Same flow, different base classes:
| Storage | Service base | Repository / Store base | List return |
|---|---|---|---|
| RDB (default) | BaseService[Create, Update, DTO] |
BaseRepository[DTO] |
(list[DTO], PaginationInfo) |
| DynamoDB | BaseDynamoService[…] |
BaseDynamoRepository[DTO] |
CursorPage[DTO] |
| S3 Vectors | domain-specific | BaseS3VectorStore[DTO] |
VectorSearchResult[DTO] |
One business logic, multiple surfaces:
| Interface | Tech | Status | Purpose |
|---|---|---|---|
| HTTP API | FastAPI | Stable | REST endpoints |
| Async worker | Taskiq + SQS / RabbitMQ / InMemory | Stable | Background jobs |
| Admin UI | NiceGUI | Stable | Auto-generated admin CRUD |
| MCP server | FastMCP | Planned (#18) | AI agent tool interface |
| I want to… | Read |
|---|---|
| Spin it up and poke around | docs/quickstart.md |
| See everything work end-to-end (auth · RBAC · worker · RAG · OTEL) | docs/canonical-demo.md |
| Build a real domain, end-to-end | docs/tutorial/first-domain.md |
| See small, pattern-focused example apps | examples/ |
| Understand the architecture in depth | docs/ai/shared/architecture-diagrams.md · AGENTS.md |
| Set up Claude Code or Codex CLI | docs/ai-development.md |
| Add a domain by hand (no AI tools) | docs/tutorial/first-domain.md (Path B) |
| Adopt into an existing FastAPI project | docs/adoption.md |
| Check Python / FastAPI / tool version support | docs/compatibility.md |
| See detailed env vars, tech stack, project tree | docs/reference.md |
| Understand why a decision was made | ADR index (18 active · 30 archived) |
| Follow what's next | Roadmap · issue tracker |
- MCP server interface — expose domain services as agent tools via FastMCP (#18)
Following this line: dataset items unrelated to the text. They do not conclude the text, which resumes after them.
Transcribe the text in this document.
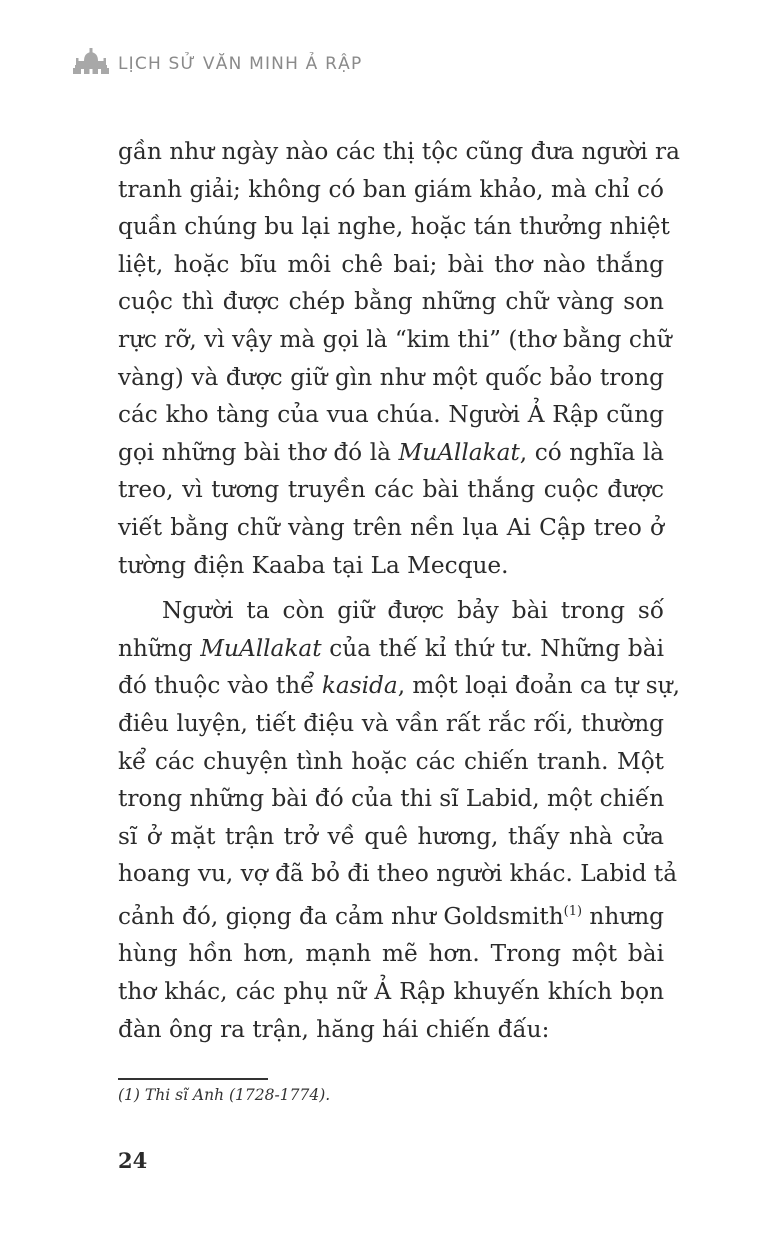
LỊCH SỬ VĂN MINH Ả RẬP

gần như ngày nào các thị tộc cũng đưa người ra
tranh giải; không có ban giám khảo, mà chỉ có
quần chúng bu lại nghe, hoặc tán thưởng nhiệt
liệt, hoặc bĩu môi chê bai; bài thơ nào thắng
cuộc thì được chép bằng những chữ vàng son
rực rỡ, vì vậy mà gọi là “kim thi” (thơ bằng chữ
vàng) và được giữ gìn như một quốc bảo trong
các kho tàng của vua chúa. Người Ả Rập cũng
gọi những bài thơ đó là MuAllakat, có nghĩa là
treo, vì tương truyền các bài thắng cuộc được
viết bằng chữ vàng trên nền lụa Ai Cập treo ở
tường điện Kaaba tại La Mecque.

Người ta còn giữ được bảy bài trong số
những MuAllakat của thế kỉ thứ tư. Những bài
đó thuộc vào thể kasida, một loại đoản ca tự sự,
điêu luyện, tiết điệu và vần rất rắc rối, thường
kể các chuyện tình hoặc các chiến tranh. Một
trong những bài đó của thi sĩ Labid, một chiến
sĩ ở mặt trận trở về quê hương, thấy nhà cửa
hoang vu, vợ đã bỏ đi theo người khác. Labid tả
cảnh đó, giọng đa cảm như Goldsmith$^{(1)}$ nhưng
hùng hồn hơn, mạnh mẽ hơn. Trong một bài
thơ khác, các phụ nữ Ả Rập khuyến khích bọn
đàn ông ra trận, hăng hái chiến đấu:

(1) Thi sĩ Anh (1728-1774).
24
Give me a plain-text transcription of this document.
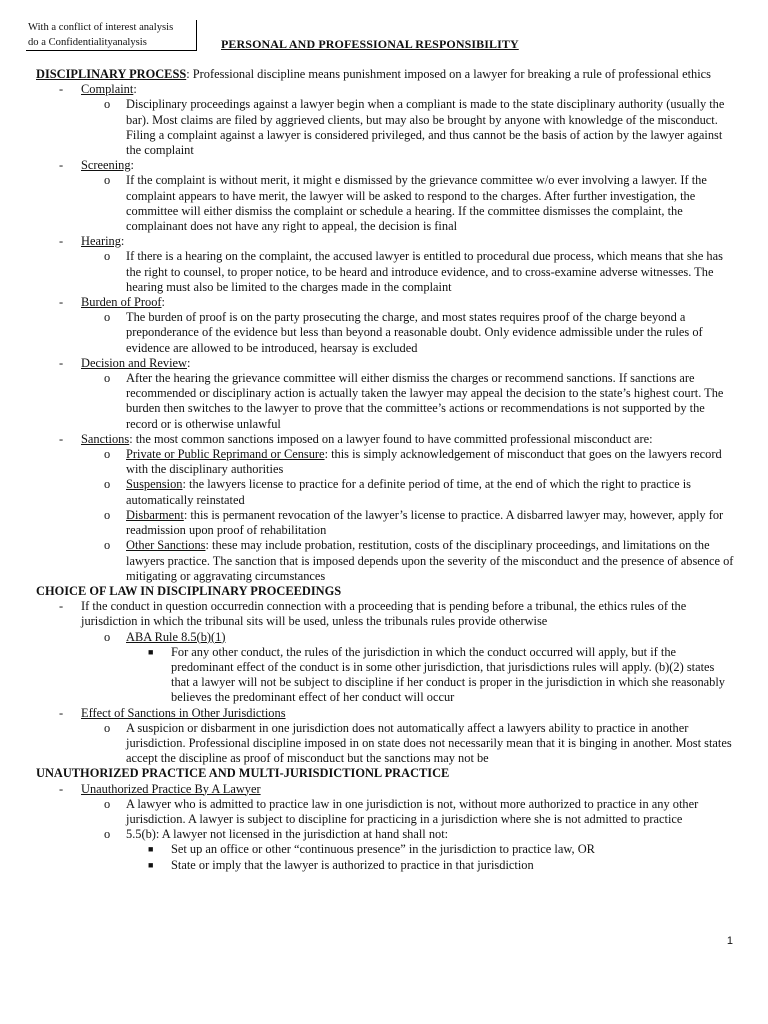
With a conflict of interest analysis
do a Confidentialityanalysis	PERSONAL AND PROFESSIONAL RESPONSIBILITY

DISCIPLINARY PROCESS: Professional discipline means punishment imposed on a lawyer for breaking a rule of professional ethics

- Complaint:
o Disciplinary proceedings against a lawyer begin when a compliant is made to the state disciplinary authority (usually the bar). Most claims are filed by aggrieved clients, but may also be brought by anyone with knowledge of the misconduct. Filing a complaint against a lawyer is considered privileged, and thus cannot be the basis of action by the lawyer against the complaint
- Screening:
o If the complaint is without merit, it might e dismissed by the grievance committee w/o ever involving a lawyer. If the complaint appears to have merit, the lawyer will be asked to respond to the charges. After further investigation, the committee will either dismiss the complaint or schedule a hearing. If the committee dismisses the complaint, the complainant does not have any right to appeal, the decision is final
- Hearing:
o If there is a hearing on the complaint, the accused lawyer is entitled to procedural due process, which means that she has the right to counsel, to proper notice, to be heard and introduce evidence, and to cross-examine adverse witnesses. The hearing must also be limited to the charges made in the complaint
- Burden of Proof:
o The burden of proof is on the party prosecuting the charge, and most states requires proof of the charge beyond a preponderance of the evidence but less than beyond a reasonable doubt. Only evidence admissible under the rules of evidence are allowed to be introduced, hearsay is excluded
- Decision and Review:
o After the hearing the grievance committee will either dismiss the charges or recommend sanctions. If sanctions are recommended or disciplinary action is actually taken the lawyer may appeal the decision to the state’s highest court. The burden then switches to the lawyer to prove that the committee’s actions or recommendations is not supported by the record or is otherwise unlawful
- Sanctions: the most common sanctions imposed on a lawyer found to have committed professional misconduct are:
o Private or Public Reprimand or Censure: this is simply acknowledgement of misconduct that goes on the lawyers record with the disciplinary authorities
o Suspension: the lawyers license to practice for a definite period of time, at the end of which the right to practice is automatically reinstated
o Disbarment: this is permanent revocation of the lawyer’s license to practice. A disbarred lawyer may, however, apply for readmission upon proof of rehabilitation
o Other Sanctions: these may include probation, restitution, costs of the disciplinary proceedings, and limitations on the lawyers practice. The sanction that is imposed depends upon the severity of the misconduct and the presence of absence of mitigating or aggravating circumstances

CHOICE OF LAW IN DISCIPLINARY PROCEEDINGS

- If the conduct in question occurredin connection with a proceeding that is pending before a tribunal, the ethics rules of the jurisdiction in which the tribunal sits will be used, unless the tribunals rules provide otherwise
o ABA Rule 8.5(b)(1)
■ For any other conduct, the rules of the jurisdiction in which the conduct occurred will apply, but if the predominant effect of the conduct is in some other jurisdiction, that jurisdictions rules will apply. (b)(2) states that a lawyer will not be subject to discipline if her conduct is proper in the jurisdiction in which she reasonably believes the predominant effect of her conduct will occur
- Effect of Sanctions in Other Jurisdictions
o A suspicion or disbarment in one jurisdiction does not automatically affect a lawyers ability to practice in another jurisdiction. Professional discipline imposed in on state does not necessarily mean that it is binging in another. Most states accept the discipline as proof of misconduct but the sanctions may not be

UNAUTHORIZED PRACTICE AND MULTI-JURISDICTIONL PRACTICE

- Unauthorized Practice By A Lawyer
o A lawyer who is admitted to practice law in one jurisdiction is not, without more authorized to practice in any other jurisdiction. A lawyer is subject to discipline for practicing in a jurisdiction where she is not admitted to practice
o 5.5(b): A lawyer not licensed in the jurisdiction at hand shall not:
■ Set up an office or other “continuous presence” in the jurisdiction to practice law, OR
■ State or imply that the lawyer is authorized to practice in that jurisdiction
1
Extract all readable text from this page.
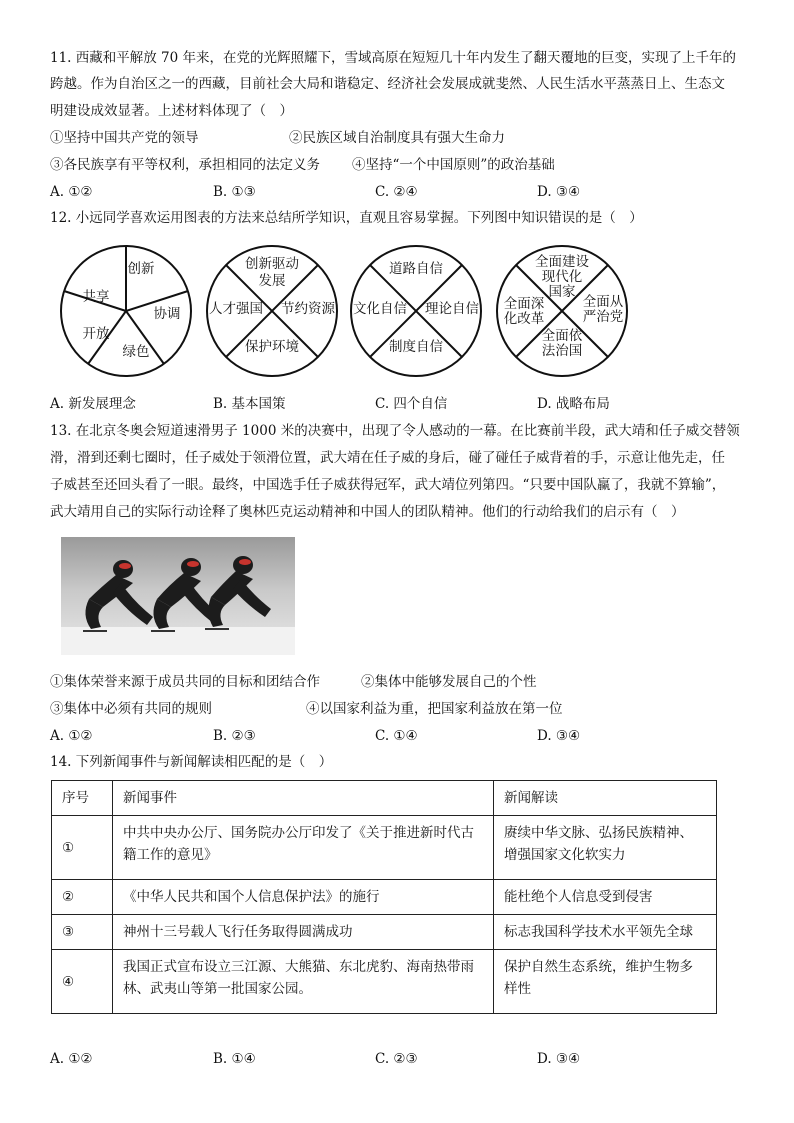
11. 西藏和平解放 70 年来，在党的光辉照耀下，雪域高原在短短几十年内发生了翻天覆地的巨变，实现了上千年的
跨越。作为自治区之一的西藏，目前社会大局和谐稳定、经济社会发展成就斐然、人民生活水平蒸蒸日上、生态文
明建设成效显著。上述材料体现了（　）
①坚持中国共产党的领导	②民族区域自治制度具有强大生命力
③各民族享有平等权利，承担相同的法定义务 ④坚持“一个中国原则”的政治基础
A. ①②	B. ①③	C. ②④	D. ③④
12. 小远同学喜欢运用图表的方法来总结所学知识，直观且容易掌握。下列图中知识错误的是（　）
创新
协调
绿色
开放
共享
创新驱动
发展
节约资源
保护环境
人才强国
道路自信
理论自信
制度自信
文化自信
全面建设
现代化
国家
全面从
严治党
全面依
法治国
全面深
化改革
A. 新发展理念	B. 基本国策	C. 四个自信	D. 战略布局
13. 在北京冬奥会短道速滑男子 1000 米的决赛中，出现了令人感动的一幕。在比赛前半段，武大靖和任子威交替领
滑，滑到还剩七圈时，任子威处于领滑位置，武大靖在任子威的身后，碰了碰任子威背着的手，示意让他先走，任
子威甚至还回头看了一眼。最终，中国选手任子威获得冠军，武大靖位列第四。“只要中国队赢了，我就不算输”，
武大靖用自己的实际行动诠释了奥林匹克运动精神和中国人的团队精神。他们的行动给我们的启示有（　）
①集体荣誉来源于成员共同的目标和团结合作	②集体中能够发展自己的个性
③集体中必须有共同的规则	④以国家利益为重，把国家利益放在第一位
A. ①②	B. ②③	C. ①④	D. ③④
14. 下列新闻事件与新闻解读相匹配的是（　）
序号	新闻事件	新闻解读
①	中共中央办公厅、国务院办公厅印发了《关于推进新时代古籍工作的意见》	赓续中华文脉、弘扬民族精神、增强国家文化软实力
②	《中华人民共和国个人信息保护法》的施行	能杜绝个人信息受到侵害
③	神州十三号载人飞行任务取得圆满成功	标志我国科学技术水平领先全球
④	我国正式宣布设立三江源、大熊猫、东北虎豹、海南热带雨林、武夷山等第一批国家公园。	保护自然生态系统，维护生物多样性
A. ①②	B. ①④	C. ②③	D. ③④
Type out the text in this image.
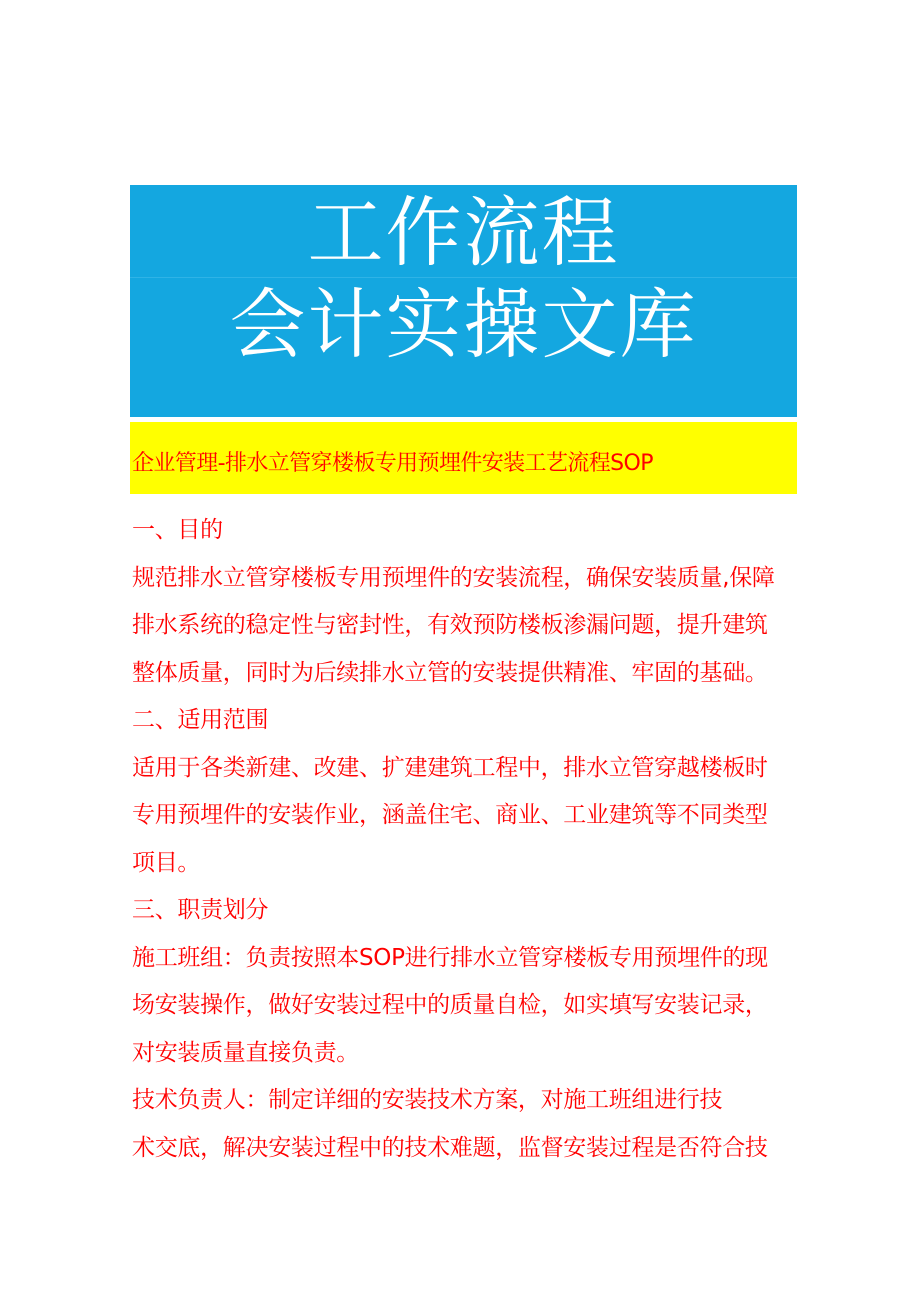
工作流程
会计实操文库
企业管理-排水立管穿楼板专用预埋件安装工艺流程SOP
一、目的
规范排水立管穿楼板专用预埋件的安装流程，确保安装质量,保障
排水系统的稳定性与密封性，有效预防楼板渗漏问题，提升建筑
整体质量，同时为后续排水立管的安装提供精准、牢固的基础。
二、适用范围
适用于各类新建、改建、扩建建筑工程中，排水立管穿越楼板时
专用预埋件的安装作业，涵盖住宅、商业、工业建筑等不同类型
项目。
三、职责划分
施工班组：负责按照本SOP进行排水立管穿楼板专用预埋件的现
场安装操作，做好安装过程中的质量自检，如实填写安装记录，
对安装质量直接负责。
技术负责人：制定详细的安装技术方案，对施工班组进行技
术交底，解决安装过程中的技术难题，监督安装过程是否符合技
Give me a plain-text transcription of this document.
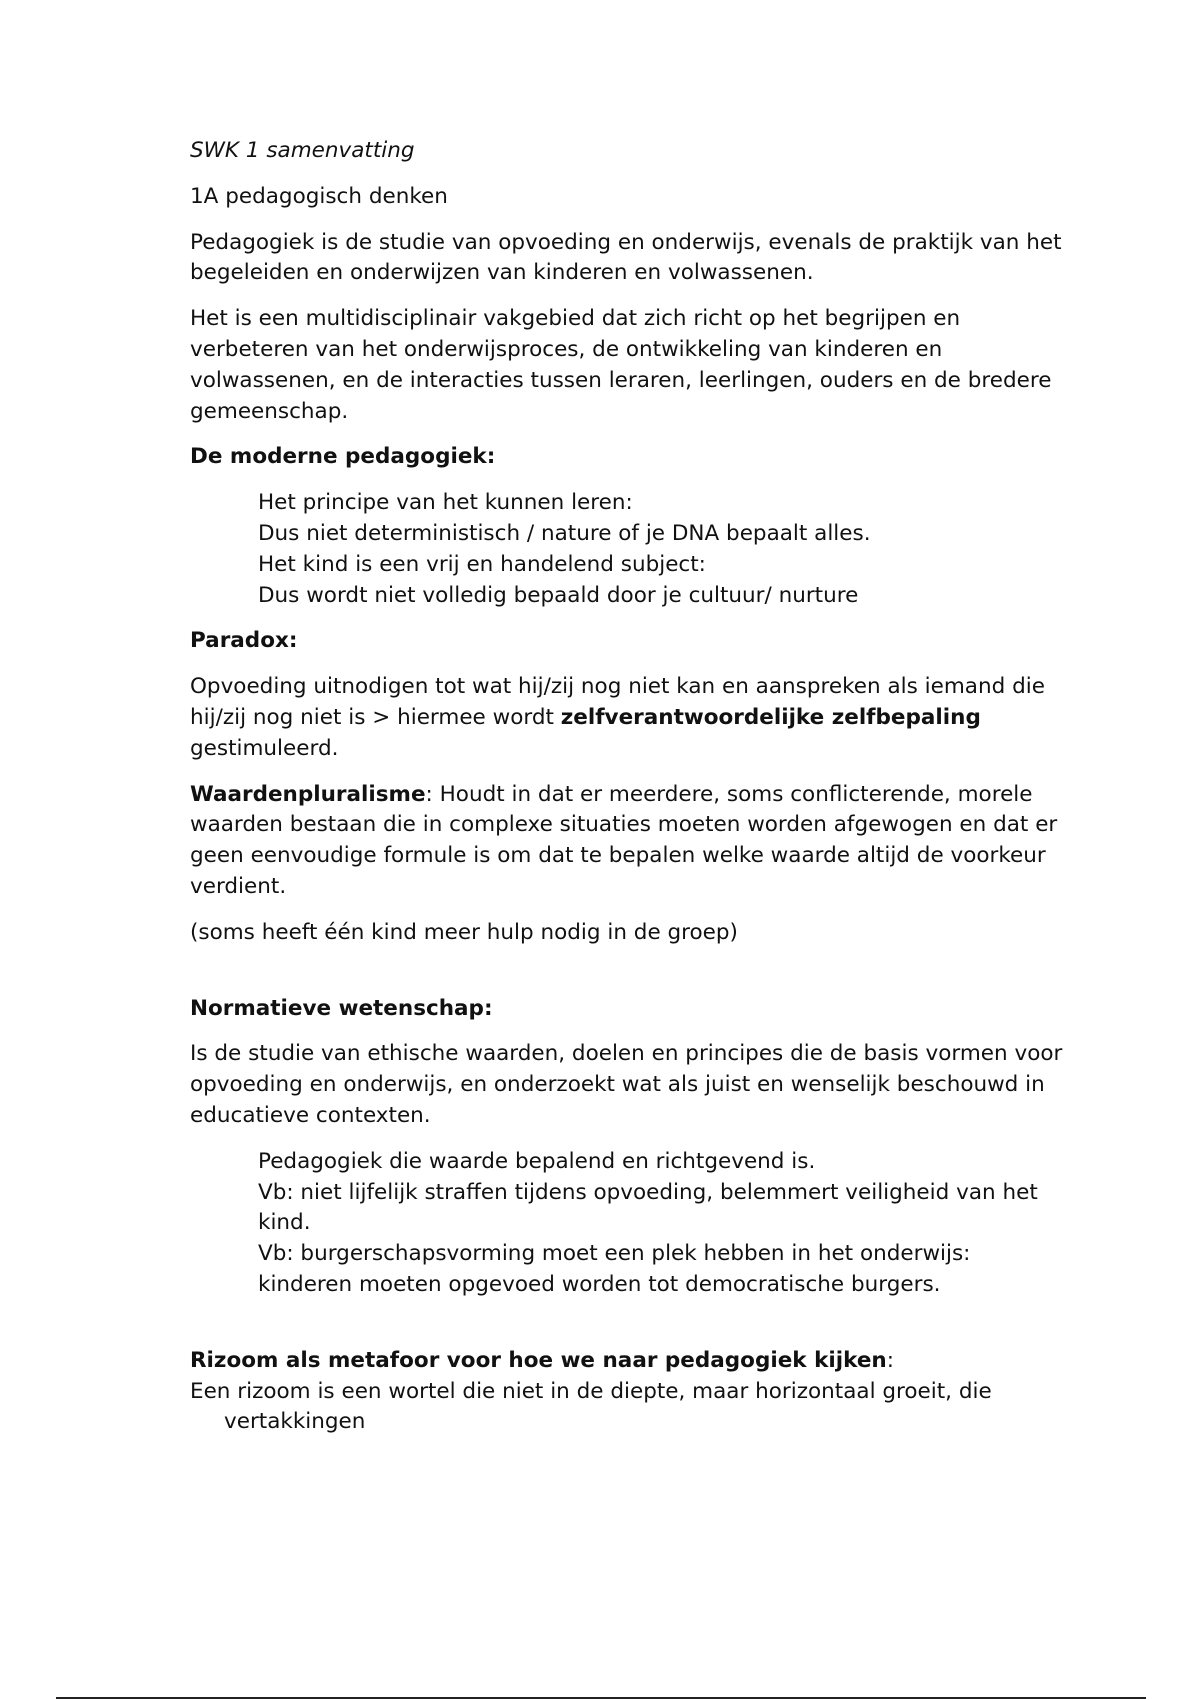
SWK 1 samenvatting

1A pedagogisch denken

Pedagogiek is de studie van opvoeding en onderwijs, evenals de praktijk van het begeleiden en onderwijzen van kinderen en volwassenen.

Het is een multidisciplinair vakgebied dat zich richt op het begrijpen en verbeteren van het onderwijsproces, de ontwikkeling van kinderen en volwassenen, en de interacties tussen leraren, leerlingen, ouders en de bredere gemeenschap.

De moderne pedagogiek:

Het principe van het kunnen leren:
Dus niet deterministisch / nature of je DNA bepaalt alles.
Het kind is een vrij en handelend subject:
Dus wordt niet volledig bepaald door je cultuur/ nurture

Paradox:

Opvoeding uitnodigen tot wat hij/zij nog niet kan en aanspreken als iemand die hij/zij nog niet is > hiermee wordt zelfverantwoordelijke zelfbepaling gestimuleerd.

Waardenpluralisme: Houdt in dat er meerdere, soms conflicterende, morele waarden bestaan die in complexe situaties moeten worden afgewogen en dat er geen eenvoudige formule is om dat te bepalen welke waarde altijd de voorkeur verdient.

(soms heeft één kind meer hulp nodig in de groep)

Normatieve wetenschap:

Is de studie van ethische waarden, doelen en principes die de basis vormen voor opvoeding en onderwijs, en onderzoekt wat als juist en wenselijk beschouwd in educatieve contexten.

Pedagogiek die waarde bepalend en richtgevend is.
Vb: niet lijfelijk straffen tijdens opvoeding, belemmert veiligheid van het kind.
Vb: burgerschapsvorming moet een plek hebben in het onderwijs: kinderen moeten opgevoed worden tot democratische burgers.

Rizoom als metafoor voor hoe we naar pedagogiek kijken:

Een rizoom is een wortel die niet in de diepte, maar horizontaal groeit, die vertakkingen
- pgvector — additional vector backend alongside S3 Vectors (#11)
See full roadmap · open issues
See CONTRIBUTING.md for dev setup, coding guidelines,
and the PR workflow. Newcomers — check the
good first issue
label; the small apps tracked under examples/ are a
low-friction place to land your first PR.
MIT — free for commercial use, modification, and distribution.